I have a go web service that I've been building with docker build and running with docker run on my M1 Mac and on various Linux machines for a while. It's a simple binary installed on a distroless base and works great. Now I want to make a multi-platform image export to send to co-workers to run on their computers (M1 and Intel Macs). I've made an OC export like so:
docker buildx build --platform linux/amd64,linux/arm64 -t toy -o type=oci,dest=toy.oci .
And importing works fine:
docker image import toy.oci toy
sha256:02f7342d9d6ec2a1b66440aedb8d9a6ae0e968373fc8f2b698f7c8e73e6747e0
Running it is another matter:
docker run -d --name toy -p 4242:4242 toy:latest
docker: Error response from daemon: No command specified.
See 'docker run --help'.
This is odd, because my Dockerfile has an ENTRYPOINT. Whatever, I try to tell it the command to run:
docker run -d --name toy -p 4242:4242 toy:latest /bin/toy
docker: Error response from daemon: failed to create shim task: OCI runtime create failed: runc create failed: unable to start container process: exec: "/bin/toy": stat /bin/toy: no such file or directory: unknown.

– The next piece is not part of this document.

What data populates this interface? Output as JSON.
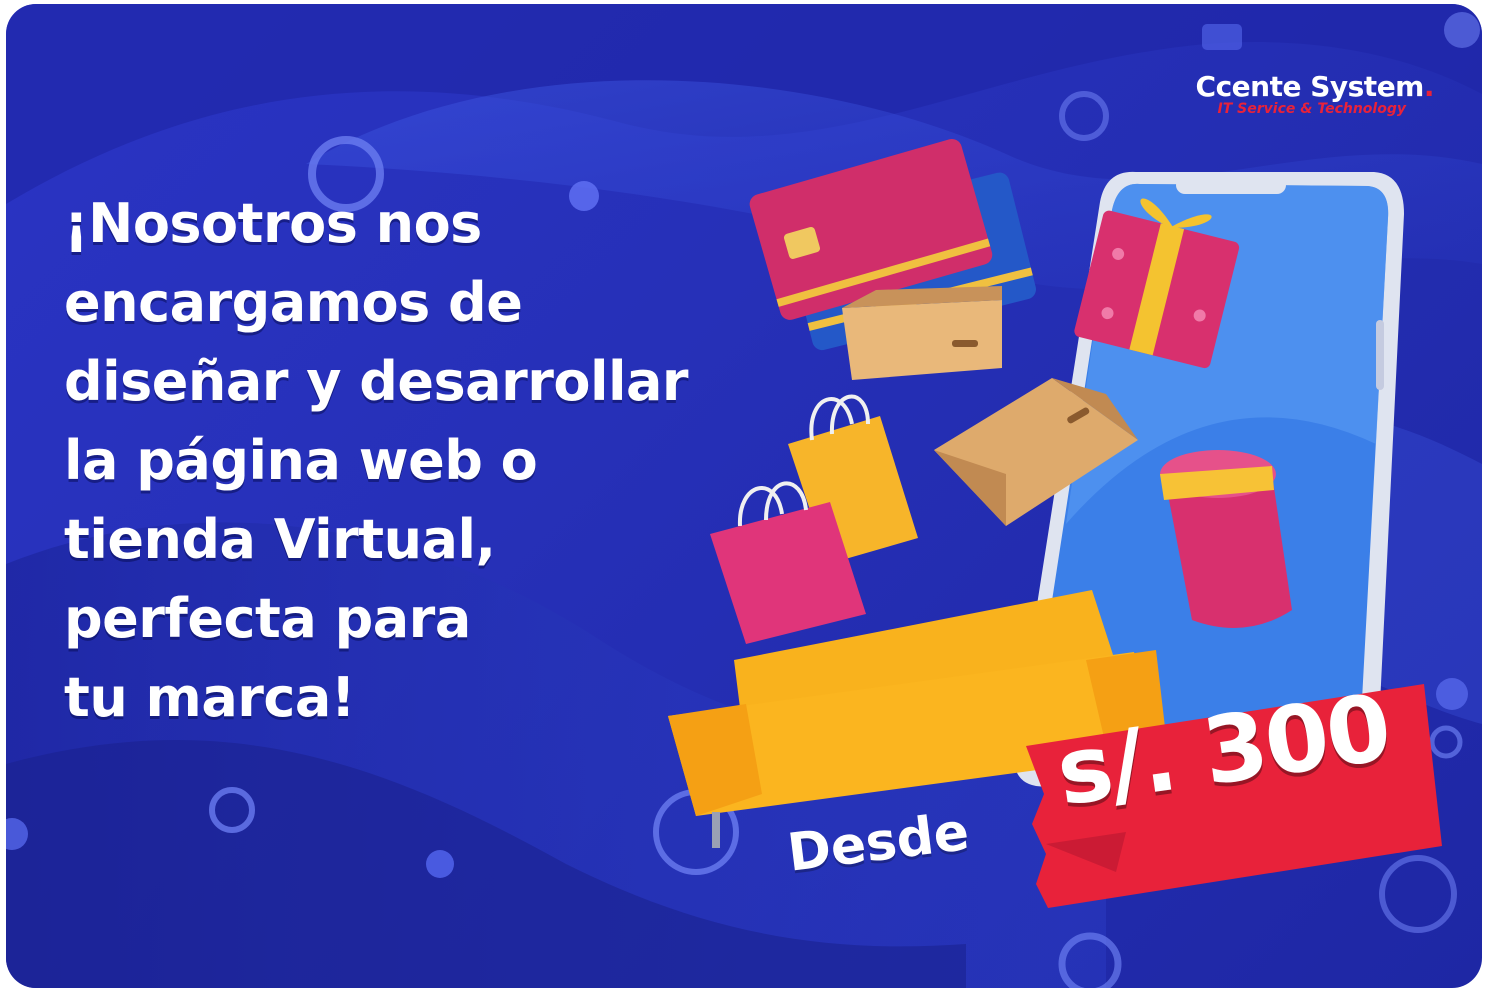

It's almost as if the container has no files in it! docker image ls shows my 32MB image, so I know there's something there, but where is it? Is there a layer missing?
FWIW I tried type=tar, too, and got the same result.

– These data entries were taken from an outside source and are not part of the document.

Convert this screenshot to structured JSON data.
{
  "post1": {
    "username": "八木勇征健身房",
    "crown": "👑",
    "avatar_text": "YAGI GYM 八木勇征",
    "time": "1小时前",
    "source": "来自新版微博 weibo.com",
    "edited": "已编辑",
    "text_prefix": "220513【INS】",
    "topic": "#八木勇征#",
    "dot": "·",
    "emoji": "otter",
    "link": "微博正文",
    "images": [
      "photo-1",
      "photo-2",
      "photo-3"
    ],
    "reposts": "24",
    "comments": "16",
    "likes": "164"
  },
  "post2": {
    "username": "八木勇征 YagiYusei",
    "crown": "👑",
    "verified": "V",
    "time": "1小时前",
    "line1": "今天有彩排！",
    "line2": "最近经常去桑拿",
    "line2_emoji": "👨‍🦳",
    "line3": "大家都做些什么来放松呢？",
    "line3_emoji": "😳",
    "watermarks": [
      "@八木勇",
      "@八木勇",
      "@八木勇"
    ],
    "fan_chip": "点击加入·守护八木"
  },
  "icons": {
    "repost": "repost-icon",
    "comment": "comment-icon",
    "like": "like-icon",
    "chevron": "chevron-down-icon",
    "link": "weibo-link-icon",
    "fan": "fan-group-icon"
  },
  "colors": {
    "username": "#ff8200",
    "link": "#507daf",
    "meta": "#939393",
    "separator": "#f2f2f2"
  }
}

I assume I'm missing a step, but my DuckDuckGo-foo fails me. How does one build exportable multi-platform Docker images that actually work?
Several things happening at once here:
docker load. The docker import command loads a filesystem export from a container, and will not have any image metadata.docker load command expects its own metadata that is different from an OCI Layout.I have functionality in regctl to pull out the specific platform and do the conversion that just got checked into main (so it will be released in v0.4.5, or you can pull the binaries direct from GHA if you don't want to build it yourself). The commands to do this look like:
# regclient works with directories rather than tars, so import the OCI tar to a directory
regctl image import ocidir://toy toy.oci
# get the digest from your local platform, you can also change "local" to "linux/amd64"

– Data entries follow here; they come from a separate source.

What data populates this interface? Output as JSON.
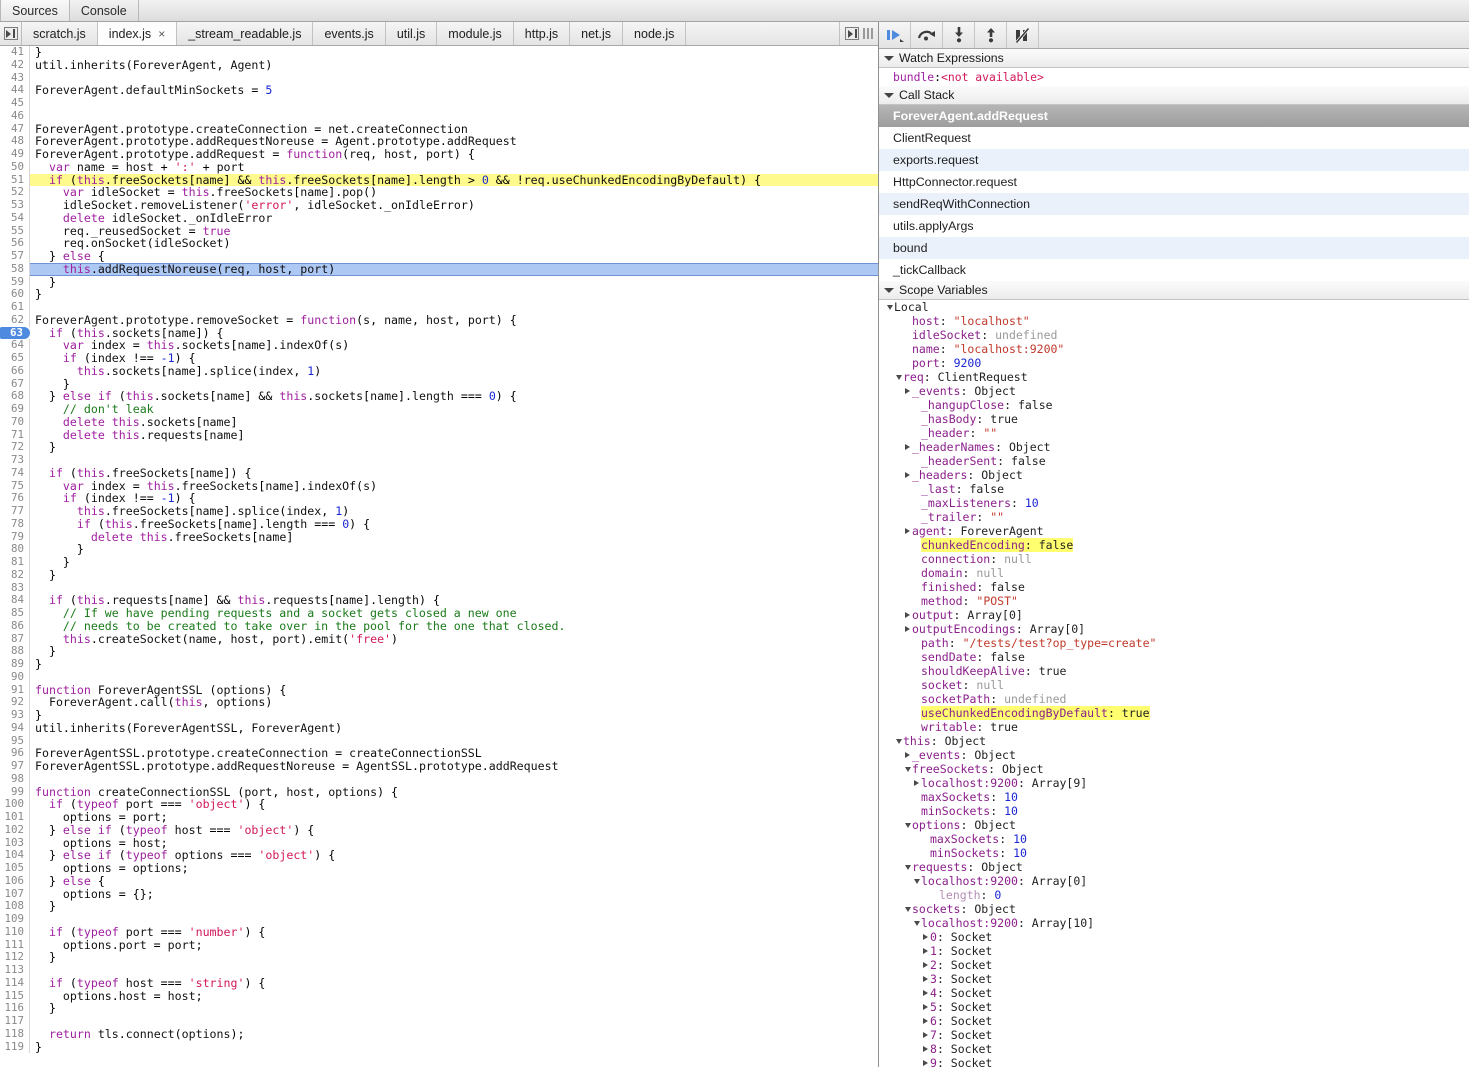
{
  "panel_tabs": [
    {
      "label": "Sources",
      "active": true
    },
    {
      "label": "Console",
      "active": false
    }
  ],
  "file_tabs": [
    {
      "label": "scratch.js",
      "active": false,
      "closable": false
    },
    {
      "label": "index.js",
      "active": true,
      "closable": true,
      "close_glyph": "×"
    },
    {
      "label": "_stream_readable.js",
      "active": false,
      "closable": false
    },
    {
      "label": "events.js",
      "active": false,
      "closable": false
    },
    {
      "label": "util.js",
      "active": false,
      "closable": false
    },
    {
      "label": "module.js",
      "active": false,
      "closable": false
    },
    {
      "label": "http.js",
      "active": false,
      "closable": false
    },
    {
      "label": "net.js",
      "active": false,
      "closable": false
    },
    {
      "label": "node.js",
      "active": false,
      "closable": false
    }
  ],
  "debugger_toolbar": [
    {
      "name": "resume-script-execution",
      "title": "Resume script execution"
    },
    {
      "name": "step-over-next-function-call",
      "title": "Step over next function call"
    },
    {
      "name": "step-into-next-function-call",
      "title": "Step into next function call"
    },
    {
      "name": "step-out-of-current-function",
      "title": "Step out of current function"
    },
    {
      "name": "deactivate-breakpoints",
      "title": "Deactivate breakpoints"
    }
  ],
  "watch": {
    "title": "Watch Expressions",
    "rows": [
      {
        "name": "bundle",
        "value": "<not available>"
      }
    ]
  },
  "call_stack": {
    "title": "Call Stack",
    "frames": [
      {
        "label": "ForeverAgent.addRequest",
        "selected": true
      },
      {
        "label": "ClientRequest",
        "selected": false
      },
      {
        "label": "exports.request",
        "selected": false
      },
      {
        "label": "HttpConnector.request",
        "selected": false
      },
      {
        "label": "sendReqWithConnection",
        "selected": false
      },
      {
        "label": "utils.applyArgs",
        "selected": false
      },
      {
        "label": "bound",
        "selected": false
      },
      {
        "label": "_tickCallback",
        "selected": false
      }
    ]
  },
  "scope": {
    "title": "Scope Variables",
    "rows": [
      {
        "indent": 0,
        "arrow": "down",
        "key": "Local",
        "sep": "",
        "val": "",
        "vtype": "root"
      },
      {
        "indent": 2,
        "arrow": "none",
        "key": "host",
        "sep": ": ",
        "val": "\"localhost\"",
        "vtype": "str"
      },
      {
        "indent": 2,
        "arrow": "none",
        "key": "idleSocket",
        "sep": ": ",
        "val": "undefined",
        "vtype": "undef"
      },
      {
        "indent": 2,
        "arrow": "none",
        "key": "name",
        "sep": ": ",
        "val": "\"localhost:9200\"",
        "vtype": "str"
      },
      {
        "indent": 2,
        "arrow": "none",
        "key": "port",
        "sep": ": ",
        "val": "9200",
        "vtype": "num"
      },
      {
        "indent": 1,
        "arrow": "down",
        "key": "req",
        "sep": ": ",
        "val": "ClientRequest",
        "vtype": "obj"
      },
      {
        "indent": 2,
        "arrow": "right",
        "key": "_events",
        "sep": ": ",
        "val": "Object",
        "vtype": "obj"
      },
      {
        "indent": 3,
        "arrow": "none",
        "key": "_hangupClose",
        "sep": ": ",
        "val": "false",
        "vtype": "bool"
      },
      {
        "indent": 3,
        "arrow": "none",
        "key": "_hasBody",
        "sep": ": ",
        "val": "true",
        "vtype": "bool"
      },
      {
        "indent": 3,
        "arrow": "none",
        "key": "_header",
        "sep": ": ",
        "val": "\"\"",
        "vtype": "str"
      },
      {
        "indent": 2,
        "arrow": "right",
        "key": "_headerNames",
        "sep": ": ",
        "val": "Object",
        "vtype": "obj"
      },
      {
        "indent": 3,
        "arrow": "none",
        "key": "_headerSent",
        "sep": ": ",
        "val": "false",
        "vtype": "bool"
      },
      {
        "indent": 2,
        "arrow": "right",
        "key": "_headers",
        "sep": ": ",
        "val": "Object",
        "vtype": "obj"
      },
      {
        "indent": 3,
        "arrow": "none",
        "key": "_last",
        "sep": ": ",
        "val": "false",
        "vtype": "bool"
      },
      {
        "indent": 3,
        "arrow": "none",
        "key": "_maxListeners",
        "sep": ": ",
        "val": "10",
        "vtype": "num"
      },
      {
        "indent": 3,
        "arrow": "none",
        "key": "_trailer",
        "sep": ": ",
        "val": "\"\"",
        "vtype": "str"
      },
      {
        "indent": 2,
        "arrow": "right",
        "key": "agent",
        "sep": ": ",
        "val": "ForeverAgent",
        "vtype": "obj"
      },
      {
        "indent": 3,
        "arrow": "none",
        "key": "chunkedEncoding",
        "sep": ": ",
        "val": "false",
        "vtype": "bool",
        "highlight": true
      },
      {
        "indent": 3,
        "arrow": "none",
        "key": "connection",
        "sep": ": ",
        "val": "null",
        "vtype": "null"
      },
      {
        "indent": 3,
        "arrow": "none",
        "key": "domain",
        "sep": ": ",
        "val": "null",
        "vtype": "null"
      },
      {
        "indent": 3,
        "arrow": "none",
        "key": "finished",
        "sep": ": ",
        "val": "false",
        "vtype": "bool"
      },
      {
        "indent": 3,
        "arrow": "none",
        "key": "method",
        "sep": ": ",
        "val": "\"POST\"",
        "vtype": "str"
      },
      {
        "indent": 2,
        "arrow": "right",
        "key": "output",
        "sep": ": ",
        "val": "Array[0]",
        "vtype": "obj"
      },
      {
        "indent": 2,
        "arrow": "right",
        "key": "outputEncodings",
        "sep": ": ",
        "val": "Array[0]",
        "vtype": "obj"
      },
      {
        "indent": 3,
        "arrow": "none",
        "key": "path",
        "sep": ": ",
        "val": "\"/tests/test?op_type=create\"",
        "vtype": "str"
      },
      {
        "indent": 3,
        "arrow": "none",
        "key": "sendDate",
        "sep": ": ",
        "val": "false",
        "vtype": "bool"
      },
      {
        "indent": 3,
        "arrow": "none",
        "key": "shouldKeepAlive",
        "sep": ": ",
        "val": "true",
        "vtype": "bool"
      },
      {
        "indent": 3,
        "arrow": "none",
        "key": "socket",
        "sep": ": ",
        "val": "null",
        "vtype": "null"
      },
      {
        "indent": 3,
        "arrow": "none",
        "key": "socketPath",
        "sep": ": ",
        "val": "undefined",
        "vtype": "undef"
      },
      {
        "indent": 3,
        "arrow": "none",
        "key": "useChunkedEncodingByDefault",
        "sep": ": ",
        "val": "true",
        "vtype": "bool",
        "highlight": true
      },
      {
        "indent": 3,
        "arrow": "none",
        "key": "writable",
        "sep": ": ",
        "val": "true",
        "vtype": "bool"
      },
      {
        "indent": 1,
        "arrow": "down",
        "key": "this",
        "sep": ": ",
        "val": "Object",
        "vtype": "obj"
      },
      {
        "indent": 2,
        "arrow": "right",
        "key": "_events",
        "sep": ": ",
        "val": "Object",
        "vtype": "obj"
      },
      {
        "indent": 2,
        "arrow": "down",
        "key": "freeSockets",
        "sep": ": ",
        "val": "Object",
        "vtype": "obj"
      },
      {
        "indent": 3,
        "arrow": "right",
        "key": "localhost:9200",
        "sep": ": ",
        "val": "Array[9]",
        "vtype": "obj"
      },
      {
        "indent": 3,
        "arrow": "none",
        "key": "maxSockets",
        "sep": ": ",
        "val": "10",
        "vtype": "num"
      },
      {
        "indent": 3,
        "arrow": "none",
        "key": "minSockets",
        "sep": ": ",
        "val": "10",
        "vtype": "num"
      },
      {
        "indent": 2,
        "arrow": "down",
        "key": "options",
        "sep": ": ",
        "val": "Object",
        "vtype": "obj"
      },
      {
        "indent": 4,
        "arrow": "none",
        "key": "maxSockets",
        "sep": ": ",
        "val": "10",
        "vtype": "num"
      },
      {
        "indent": 4,
        "arrow": "none",
        "key": "minSockets",
        "sep": ": ",
        "val": "10",
        "vtype": "num"
      },
      {
        "indent": 2,
        "arrow": "down",
        "key": "requests",
        "sep": ": ",
        "val": "Object",
        "vtype": "obj"
      },
      {
        "indent": 3,
        "arrow": "down",
        "key": "localhost:9200",
        "sep": ": ",
        "val": "Array[0]",
        "vtype": "obj"
      },
      {
        "indent": 5,
        "arrow": "none",
        "key": "length",
        "sep": ": ",
        "val": "0",
        "vtype": "num",
        "dim": true
      },
      {
        "indent": 2,
        "arrow": "down",
        "key": "sockets",
        "sep": ": ",
        "val": "Object",
        "vtype": "obj"
      },
      {
        "indent": 3,
        "arrow": "down",
        "key": "localhost:9200",
        "sep": ": ",
        "val": "Array[10]",
        "vtype": "obj"
      },
      {
        "indent": 4,
        "arrow": "right",
        "key": "0",
        "sep": ": ",
        "val": "Socket",
        "vtype": "obj"
      },
      {
        "indent": 4,
        "arrow": "right",
        "key": "1",
        "sep": ": ",
        "val": "Socket",
        "vtype": "obj"
      },
      {
        "indent": 4,
        "arrow": "right",
        "key": "2",
        "sep": ": ",
        "val": "Socket",
        "vtype": "obj"
      },
      {
        "indent": 4,
        "arrow": "right",
        "key": "3",
        "sep": ": ",
        "val": "Socket",
        "vtype": "obj"
      },
      {
        "indent": 4,
        "arrow": "right",
        "key": "4",
        "sep": ": ",
        "val": "Socket",
        "vtype": "obj"
      },
      {
        "indent": 4,
        "arrow": "right",
        "key": "5",
        "sep": ": ",
        "val": "Socket",
        "vtype": "obj"
      },
      {
        "indent": 4,
        "arrow": "right",
        "key": "6",
        "sep": ": ",
        "val": "Socket",
        "vtype": "obj"
      },
      {
        "indent": 4,
        "arrow": "right",
        "key": "7",
        "sep": ": ",
        "val": "Socket",
        "vtype": "obj"
      },
      {
        "indent": 4,
        "arrow": "right",
        "key": "8",
        "sep": ": ",
        "val": "Socket",
        "vtype": "obj"
      },
      {
        "indent": 4,
        "arrow": "right",
        "key": "9",
        "sep": ": ",
        "val": "Socket",
        "vtype": "obj"
      }
    ]
  },
  "editor": {
    "file": "index.js",
    "execution_line": 58,
    "breakpoint_lines": [
      63
    ],
    "search_highlight_line": 51,
    "first_visible_line": 41,
    "lines": [
      {
        "n": 41,
        "t": "}"
      },
      {
        "n": 42,
        "t": "util.inherits(ForeverAgent, Agent)"
      },
      {
        "n": 43,
        "t": ""
      },
      {
        "n": 44,
        "t": "ForeverAgent.defaultMinSockets = 5"
      },
      {
        "n": 45,
        "t": ""
      },
      {
        "n": 46,
        "t": ""
      },
      {
        "n": 47,
        "t": "ForeverAgent.prototype.createConnection = net.createConnection"
      },
      {
        "n": 48,
        "t": "ForeverAgent.prototype.addRequestNoreuse = Agent.prototype.addRequest"
      },
      {
        "n": 49,
        "t": "ForeverAgent.prototype.addRequest = function(req, host, port) {"
      },
      {
        "n": 50,
        "t": "  var name = host + ':' + port"
      },
      {
        "n": 51,
        "t": "  if (this.freeSockets[name] && this.freeSockets[name].length > 0 && !req.useChunkedEncodingByDefault) {"
      },
      {
        "n": 52,
        "t": "    var idleSocket = this.freeSockets[name].pop()"
      },
      {
        "n": 53,
        "t": "    idleSocket.removeListener('error', idleSocket._onIdleError)"
      },
      {
        "n": 54,
        "t": "    delete idleSocket._onIdleError"
      },
      {
        "n": 55,
        "t": "    req._reusedSocket = true"
      },
      {
        "n": 56,
        "t": "    req.onSocket(idleSocket)"
      },
      {
        "n": 57,
        "t": "  } else {"
      },
      {
        "n": 58,
        "t": "    this.addRequestNoreuse(req, host, port)"
      },
      {
        "n": 59,
        "t": "  }"
      },
      {
        "n": 60,
        "t": "}"
      },
      {
        "n": 61,
        "t": ""
      },
      {
        "n": 62,
        "t": "ForeverAgent.prototype.removeSocket = function(s, name, host, port) {"
      },
      {
        "n": 63,
        "t": "  if (this.sockets[name]) {"
      },
      {
        "n": 64,
        "t": "    var index = this.sockets[name].indexOf(s)"
      },
      {
        "n": 65,
        "t": "    if (index !== -1) {"
      },
      {
        "n": 66,
        "t": "      this.sockets[name].splice(index, 1)"
      },
      {
        "n": 67,
        "t": "    }"
      },
      {
        "n": 68,
        "t": "  } else if (this.sockets[name] && this.sockets[name].length === 0) {"
      },
      {
        "n": 69,
        "t": "    // don't leak"
      },
      {
        "n": 70,
        "t": "    delete this.sockets[name]"
      },
      {
        "n": 71,
        "t": "    delete this.requests[name]"
      },
      {
        "n": 72,
        "t": "  }"
      },
      {
        "n": 73,
        "t": ""
      },
      {
        "n": 74,
        "t": "  if (this.freeSockets[name]) {"
      },
      {
        "n": 75,
        "t": "    var index = this.freeSockets[name].indexOf(s)"
      },
      {
        "n": 76,
        "t": "    if (index !== -1) {"
      },
      {
        "n": 77,
        "t": "      this.freeSockets[name].splice(index, 1)"
      },
      {
        "n": 78,
        "t": "      if (this.freeSockets[name].length === 0) {"
      },
      {
        "n": 79,
        "t": "        delete this.freeSockets[name]"
      },
      {
        "n": 80,
        "t": "      }"
      },
      {
        "n": 81,
        "t": "    }"
      },
      {
        "n": 82,
        "t": "  }"
      },
      {
        "n": 83,
        "t": ""
      },
      {
        "n": 84,
        "t": "  if (this.requests[name] && this.requests[name].length) {"
      },
      {
        "n": 85,
        "t": "    // If we have pending requests and a socket gets closed a new one"
      },
      {
        "n": 86,
        "t": "    // needs to be created to take over in the pool for the one that closed."
      },
      {
        "n": 87,
        "t": "    this.createSocket(name, host, port).emit('free')"
      },
      {
        "n": 88,
        "t": "  }"
      },
      {
        "n": 89,
        "t": "}"
      },
      {
        "n": 90,
        "t": ""
      },
      {
        "n": 91,
        "t": "function ForeverAgentSSL (options) {"
      },
      {
        "n": 92,
        "t": "  ForeverAgent.call(this, options)"
      },
      {
        "n": 93,
        "t": "}"
      },
      {
        "n": 94,
        "t": "util.inherits(ForeverAgentSSL, ForeverAgent)"
      },
      {
        "n": 95,
        "t": ""
      },
      {
        "n": 96,
        "t": "ForeverAgentSSL.prototype.createConnection = createConnectionSSL"
      },
      {
        "n": 97,
        "t": "ForeverAgentSSL.prototype.addRequestNoreuse = AgentSSL.prototype.addRequest"
      },
      {
        "n": 98,
        "t": ""
      },
      {
        "n": 99,
        "t": "function createConnectionSSL (port, host, options) {"
      },
      {
        "n": 100,
        "t": "  if (typeof port === 'object') {"
      },
      {
        "n": 101,
        "t": "    options = port;"
      },
      {
        "n": 102,
        "t": "  } else if (typeof host === 'object') {"
      },
      {
        "n": 103,
        "t": "    options = host;"
      },
      {
        "n": 104,
        "t": "  } else if (typeof options === 'object') {"
      },
      {
        "n": 105,
        "t": "    options = options;"
      },
      {
        "n": 106,
        "t": "  } else {"
      },
      {
        "n": 107,
        "t": "    options = {};"
      },
      {
        "n": 108,
        "t": "  }"
      },
      {
        "n": 109,
        "t": ""
      },
      {
        "n": 110,
        "t": "  if (typeof port === 'number') {"
      },
      {
        "n": 111,
        "t": "    options.port = port;"
      },
      {
        "n": 112,
        "t": "  }"
      },
      {
        "n": 113,
        "t": ""
      },
      {
        "n": 114,
        "t": "  if (typeof host === 'string') {"
      },
      {
        "n": 115,
        "t": "    options.host = host;"
      },
      {
        "n": 116,
        "t": "  }"
      },
      {
        "n": 117,
        "t": ""
      },
      {
        "n": 118,
        "t": "  return tls.connect(options);"
      },
      {
        "n": 119,
        "t": "}"
      }
    ]
  },
  "colors": {
    "breakpoint": "#4d8ae0",
    "execution_line": "#aec8f4",
    "search_highlight": "#fffa8c",
    "scope_highlight": "#ffff70",
    "accent": "#4d8ae0"
  }
}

dig="$(regctl image digest --platform local ocidir://toy)"
# export the single platform image using the digest
regctl image export "ocidir://toy@${dig}" toy-docker.tar
# load into docker
docker load <toy-docker.tar
This behavior from docker will change with the transition to containerd for image management. When that happens, multi-platform images can be loaded directly into docker and their import command should support the OCI Layout directly. As of this update, that is experimental in Docker Desktop and not yet released with the docker engine on Linux.